Que apenas sople viento en la playa no significa que el mar esté tranquilo. Parte del oleaje puede haberse generado cientos o miles de kilómetros mar adentro y seguir propagándose cuando la borrasca que lo creó está muy lejos. Para interpretar una previsión costera conviene separar dos componentes: mar de viento y mar de fondo.
Qué es el mar de viento
AEMET define el mar de viento como el oleaje producido por el viento que sopla sobre una extensión de mar. Cuando el viento empieza, transfiere energía a la superficie y genera ondas pequeñas. Si aumenta su velocidad, dura más tiempo y actúa sobre una distancia mayor —el fetch—, las olas pueden crecer.
Cerca de la zona de generación, el aspecto suele ser irregular: crestas cortas, direcciones mezcladas y periodos relativamente breves. Si cambia el viento, la mar tarda un tiempo en responder; no existe una correspondencia instantánea y única entre la racha que notas en tierra y cada ola.
Qué es el mar de fondo
El mar de fondo, también llamado mar tendida o de leva, es oleaje que se ha alejado de la zona donde lo generó el viento. Las ondas se ordenan durante el viaje: los componentes de periodo más largo se propagan más deprisa y pueden llegar antes que los cortos. El resultado suele presentar crestas más regulares y separadas.

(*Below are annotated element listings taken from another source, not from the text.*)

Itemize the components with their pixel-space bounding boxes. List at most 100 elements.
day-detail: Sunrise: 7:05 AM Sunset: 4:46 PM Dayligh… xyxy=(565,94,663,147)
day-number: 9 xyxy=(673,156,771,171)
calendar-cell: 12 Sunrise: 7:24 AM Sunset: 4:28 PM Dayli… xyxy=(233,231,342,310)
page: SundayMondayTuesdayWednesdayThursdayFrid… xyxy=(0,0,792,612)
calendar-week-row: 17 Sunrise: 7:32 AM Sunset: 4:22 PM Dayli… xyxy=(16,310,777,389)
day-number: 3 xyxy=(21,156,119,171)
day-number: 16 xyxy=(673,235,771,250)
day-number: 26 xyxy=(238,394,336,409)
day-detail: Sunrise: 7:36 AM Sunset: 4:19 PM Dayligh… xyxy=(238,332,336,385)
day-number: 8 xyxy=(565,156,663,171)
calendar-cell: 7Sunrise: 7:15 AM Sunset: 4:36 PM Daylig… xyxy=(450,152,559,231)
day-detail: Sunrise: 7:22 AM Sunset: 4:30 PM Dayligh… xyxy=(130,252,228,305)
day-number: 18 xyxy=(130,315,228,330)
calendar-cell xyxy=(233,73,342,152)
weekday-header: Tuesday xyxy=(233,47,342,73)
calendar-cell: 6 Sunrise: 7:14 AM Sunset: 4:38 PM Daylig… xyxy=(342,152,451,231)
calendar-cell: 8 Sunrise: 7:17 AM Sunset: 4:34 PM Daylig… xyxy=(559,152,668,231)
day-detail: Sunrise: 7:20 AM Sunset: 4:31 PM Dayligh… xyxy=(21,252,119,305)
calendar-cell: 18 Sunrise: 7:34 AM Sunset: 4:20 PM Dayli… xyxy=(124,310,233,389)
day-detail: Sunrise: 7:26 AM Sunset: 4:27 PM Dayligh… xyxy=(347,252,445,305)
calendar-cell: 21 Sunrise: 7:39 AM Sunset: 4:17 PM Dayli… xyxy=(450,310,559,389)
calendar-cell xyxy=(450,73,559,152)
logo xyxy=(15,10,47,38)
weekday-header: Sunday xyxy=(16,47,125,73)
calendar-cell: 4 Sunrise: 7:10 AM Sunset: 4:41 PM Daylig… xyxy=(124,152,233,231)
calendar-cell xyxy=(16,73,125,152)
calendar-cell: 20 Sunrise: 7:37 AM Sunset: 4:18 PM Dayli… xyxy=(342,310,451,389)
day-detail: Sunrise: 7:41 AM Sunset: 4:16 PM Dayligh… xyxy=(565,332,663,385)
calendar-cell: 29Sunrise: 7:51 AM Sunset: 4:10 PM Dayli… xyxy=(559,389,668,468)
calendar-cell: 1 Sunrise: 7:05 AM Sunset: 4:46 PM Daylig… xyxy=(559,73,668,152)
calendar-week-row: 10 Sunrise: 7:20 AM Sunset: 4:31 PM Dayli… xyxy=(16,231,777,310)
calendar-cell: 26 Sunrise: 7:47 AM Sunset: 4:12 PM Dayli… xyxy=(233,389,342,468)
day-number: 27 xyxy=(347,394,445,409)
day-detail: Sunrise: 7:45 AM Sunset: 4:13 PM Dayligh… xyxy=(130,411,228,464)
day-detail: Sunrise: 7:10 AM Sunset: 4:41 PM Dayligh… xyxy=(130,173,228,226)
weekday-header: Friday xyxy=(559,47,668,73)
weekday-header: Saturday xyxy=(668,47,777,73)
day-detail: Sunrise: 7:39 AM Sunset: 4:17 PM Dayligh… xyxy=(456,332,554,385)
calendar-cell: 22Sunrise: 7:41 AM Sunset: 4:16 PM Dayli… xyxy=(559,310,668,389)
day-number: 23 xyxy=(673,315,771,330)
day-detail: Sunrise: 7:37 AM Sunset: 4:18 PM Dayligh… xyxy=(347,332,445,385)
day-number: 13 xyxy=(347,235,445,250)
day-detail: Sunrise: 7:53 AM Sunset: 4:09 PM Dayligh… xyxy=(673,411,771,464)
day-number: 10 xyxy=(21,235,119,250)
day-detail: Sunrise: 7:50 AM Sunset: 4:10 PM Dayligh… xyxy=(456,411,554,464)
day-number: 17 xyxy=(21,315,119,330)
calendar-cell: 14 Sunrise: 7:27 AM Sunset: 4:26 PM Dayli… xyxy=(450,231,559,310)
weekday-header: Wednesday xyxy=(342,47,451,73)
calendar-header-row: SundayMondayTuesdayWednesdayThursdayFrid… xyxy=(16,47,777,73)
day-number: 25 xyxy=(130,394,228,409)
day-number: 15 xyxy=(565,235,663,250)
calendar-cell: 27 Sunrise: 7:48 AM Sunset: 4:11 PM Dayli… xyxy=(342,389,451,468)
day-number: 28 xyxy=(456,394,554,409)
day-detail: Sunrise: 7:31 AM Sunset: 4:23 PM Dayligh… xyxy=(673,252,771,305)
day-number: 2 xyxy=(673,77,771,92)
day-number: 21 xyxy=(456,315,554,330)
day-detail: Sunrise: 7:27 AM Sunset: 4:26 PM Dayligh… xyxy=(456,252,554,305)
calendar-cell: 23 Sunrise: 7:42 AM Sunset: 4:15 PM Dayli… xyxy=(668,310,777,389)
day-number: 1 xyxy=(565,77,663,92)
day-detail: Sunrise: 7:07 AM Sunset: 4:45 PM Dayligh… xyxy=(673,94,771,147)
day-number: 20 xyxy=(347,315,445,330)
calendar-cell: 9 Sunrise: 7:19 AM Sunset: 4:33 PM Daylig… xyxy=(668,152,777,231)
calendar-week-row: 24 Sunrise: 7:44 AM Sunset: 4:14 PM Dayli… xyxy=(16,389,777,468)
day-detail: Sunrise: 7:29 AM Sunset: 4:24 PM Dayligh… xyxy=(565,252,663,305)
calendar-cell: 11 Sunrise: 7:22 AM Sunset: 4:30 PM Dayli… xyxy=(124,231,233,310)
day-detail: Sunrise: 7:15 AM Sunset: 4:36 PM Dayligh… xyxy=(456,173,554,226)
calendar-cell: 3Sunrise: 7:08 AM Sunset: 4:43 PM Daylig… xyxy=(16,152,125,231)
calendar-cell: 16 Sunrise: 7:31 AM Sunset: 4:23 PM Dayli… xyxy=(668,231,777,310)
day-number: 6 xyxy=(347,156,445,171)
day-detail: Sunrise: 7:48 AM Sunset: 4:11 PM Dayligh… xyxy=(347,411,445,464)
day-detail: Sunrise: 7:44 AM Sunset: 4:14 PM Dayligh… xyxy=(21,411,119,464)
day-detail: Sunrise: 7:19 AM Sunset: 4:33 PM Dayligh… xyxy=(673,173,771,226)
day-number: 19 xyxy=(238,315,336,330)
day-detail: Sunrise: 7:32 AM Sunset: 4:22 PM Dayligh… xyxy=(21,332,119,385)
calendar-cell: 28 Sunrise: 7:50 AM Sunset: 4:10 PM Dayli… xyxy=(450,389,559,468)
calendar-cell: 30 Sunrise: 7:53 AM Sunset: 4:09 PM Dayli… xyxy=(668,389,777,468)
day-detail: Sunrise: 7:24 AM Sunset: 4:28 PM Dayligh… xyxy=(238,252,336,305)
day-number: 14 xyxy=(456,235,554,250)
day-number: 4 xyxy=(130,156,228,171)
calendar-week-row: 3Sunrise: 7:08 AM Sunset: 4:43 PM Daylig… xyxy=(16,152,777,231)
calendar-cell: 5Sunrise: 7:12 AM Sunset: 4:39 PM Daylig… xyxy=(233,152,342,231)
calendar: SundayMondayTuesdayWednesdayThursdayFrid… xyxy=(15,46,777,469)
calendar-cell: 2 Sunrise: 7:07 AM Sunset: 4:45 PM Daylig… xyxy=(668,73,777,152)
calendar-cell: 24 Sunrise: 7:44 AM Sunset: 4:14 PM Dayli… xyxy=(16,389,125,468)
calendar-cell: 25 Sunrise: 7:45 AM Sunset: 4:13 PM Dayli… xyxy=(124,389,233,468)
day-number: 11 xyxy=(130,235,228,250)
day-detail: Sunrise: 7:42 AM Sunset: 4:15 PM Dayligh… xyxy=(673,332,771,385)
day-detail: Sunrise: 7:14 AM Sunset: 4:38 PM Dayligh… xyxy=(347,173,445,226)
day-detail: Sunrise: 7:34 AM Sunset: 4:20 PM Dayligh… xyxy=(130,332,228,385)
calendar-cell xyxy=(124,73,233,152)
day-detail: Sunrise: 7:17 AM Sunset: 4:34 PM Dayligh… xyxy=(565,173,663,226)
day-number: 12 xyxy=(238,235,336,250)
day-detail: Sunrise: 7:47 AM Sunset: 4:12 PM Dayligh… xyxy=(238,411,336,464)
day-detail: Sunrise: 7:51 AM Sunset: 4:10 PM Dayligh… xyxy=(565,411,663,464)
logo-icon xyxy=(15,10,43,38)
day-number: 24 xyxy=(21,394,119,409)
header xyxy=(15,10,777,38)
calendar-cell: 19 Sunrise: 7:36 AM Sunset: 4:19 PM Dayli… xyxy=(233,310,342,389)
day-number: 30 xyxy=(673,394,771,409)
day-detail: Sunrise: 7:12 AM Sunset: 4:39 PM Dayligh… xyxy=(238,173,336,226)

Por eso una costa puede recibir mar de fondo con cielo despejado y viento local débil. La perturbación responsable quizá se encuentre lejos o incluso se haya debilitado. También pueden coincidir varios trenes de mar de fondo procedentes de direcciones distintas.
La realidad habitual: mar combinada
La superficie observable es la suma del mar de viento local y uno o varios sistemas de mar de fondo. AEMET denomina mar combinada al resultado. Cuando las componentes llegan desde direcciones diferentes aparece mar cruzada, más desordenada y potencialmente incómoda para embarcaciones pequeñas.
La altura significativa que muestra una previsión es la media del tercio de olas más altas, no la altura de todas ni un máximo garantizado. Algunas olas individuales serán menores y otras mayores. Nuestra guía sobre altura, periodo y dirección del oleaje explica cómo leer esos campos juntos.
Qué ocurre al acercarse a la costa
Al entrar en aguas menos profundas, las olas reducen su velocidad, acortan su longitud y aumentan su pendiente hasta romper. El fondo marino, cabos, bahías, arrecifes y obras portuarias pueden refractar, concentrar o proteger el oleaje. Dos playas próximas pueden responder de forma distinta a la misma mar de fondo.
Un periodo largo permite que cada ola transporte energía a mayor profundidad y puede producir rompientes potentes, rebase sobre rocas o corrientes intensas. No existe una altura universalmente segura: importan también periodo, dirección, marea, forma de la costa y exposición.
Lista práctica antes de acercarte al mar
- Consulta altura, periodo y dirección tanto del mar de viento como del mar de fondo.
- Revisa el viento local previsto, la marea y los avisos marítimos oficiales de AEMET.
- Respeta banderas, cierres y las indicaciones de socorristas, autoridades portuarias y Protección Civil.
- No te acerques a espigones, acantilados o paseos expuestos para observar las olas; pueden llegar series mayores tras minutos de aparente calma.
- Para navegación o deportes acuáticos, utiliza la predicción específica de la zona y valora experiencia, equipo y una alternativa segura.
Esta guía es divulgativa y no sustituye un aviso marítimo vigente. Una apariencia ordenada tampoco convierte el mar de fondo en benigno.